I start at a base line of 15%. If service is extra-ordinary, then I go up from there. If service is bad (waiter’s work), then it rapidly falls. If troubles are kitchen-related, then I don’t take it out on the wait staff.
If I have some odd special requests or needs, then I also remember that when tipping. I don’t think anyone could rightfully accuse me of being unfair.
If you want after meal atmosphere go to dinner club. Restuarants depend on being able to turn tables to make a profit. If they are encouraging you to move along its because someone else is waiting for the table.
By sitting there you are costing the waiter and restuarant money.
Order some dessert if you want to hang out a while.
If the kitchen problems are not even addressed by the waiter after you bring it to their attention, that invokes my death penalty tip calculation.
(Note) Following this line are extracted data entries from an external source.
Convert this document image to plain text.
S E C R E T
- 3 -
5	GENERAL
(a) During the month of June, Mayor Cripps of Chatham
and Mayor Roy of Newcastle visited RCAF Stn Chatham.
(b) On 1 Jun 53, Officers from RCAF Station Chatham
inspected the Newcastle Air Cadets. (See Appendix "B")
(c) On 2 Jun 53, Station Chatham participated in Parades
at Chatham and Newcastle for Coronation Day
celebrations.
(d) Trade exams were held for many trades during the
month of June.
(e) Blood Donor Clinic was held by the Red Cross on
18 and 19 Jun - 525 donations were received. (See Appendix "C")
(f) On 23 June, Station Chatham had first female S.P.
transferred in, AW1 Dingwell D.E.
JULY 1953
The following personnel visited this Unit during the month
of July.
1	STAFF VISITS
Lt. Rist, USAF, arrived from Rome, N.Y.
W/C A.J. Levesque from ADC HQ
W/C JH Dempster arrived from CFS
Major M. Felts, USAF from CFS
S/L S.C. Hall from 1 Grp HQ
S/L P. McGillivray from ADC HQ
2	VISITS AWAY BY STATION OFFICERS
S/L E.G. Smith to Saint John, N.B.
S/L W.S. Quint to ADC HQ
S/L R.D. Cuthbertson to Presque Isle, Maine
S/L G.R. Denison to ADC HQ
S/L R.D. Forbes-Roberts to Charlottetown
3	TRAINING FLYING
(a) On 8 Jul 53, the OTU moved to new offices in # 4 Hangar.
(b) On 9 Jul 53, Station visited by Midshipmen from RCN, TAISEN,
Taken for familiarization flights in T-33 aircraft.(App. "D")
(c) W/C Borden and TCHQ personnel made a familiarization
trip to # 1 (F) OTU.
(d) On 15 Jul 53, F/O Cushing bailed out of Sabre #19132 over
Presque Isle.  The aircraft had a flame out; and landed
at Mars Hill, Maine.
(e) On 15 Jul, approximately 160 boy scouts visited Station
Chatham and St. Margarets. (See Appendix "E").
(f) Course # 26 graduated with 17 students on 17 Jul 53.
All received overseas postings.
I’ve only used it twice. Once I got an alumium shard in my gnocchi at “Pasta?” The waiter only offered to bring me another dish. Um, no thanks and if you’re not even going to offer to get the manager for me, then I can’t be bothered paying you for your complete lack of service. I now know how they got the “?” in their name, LOL.
My only other death penalty case was at a Charlie Brown’s where the waiter disappeared for an hour, then brought us our food cold after one of us got up from the table to look for him. I actually deducted money from the food total, writing it as a negative amount on the tip line. If the manager bothered to talk to me, which he didn’t, I was going to tell him it was that, or he could zero out the bill when I complained to the credit card company, and that I would describe my experience on Yelp.
Normally I’m a nice guy...if I had any friends, you could ask them.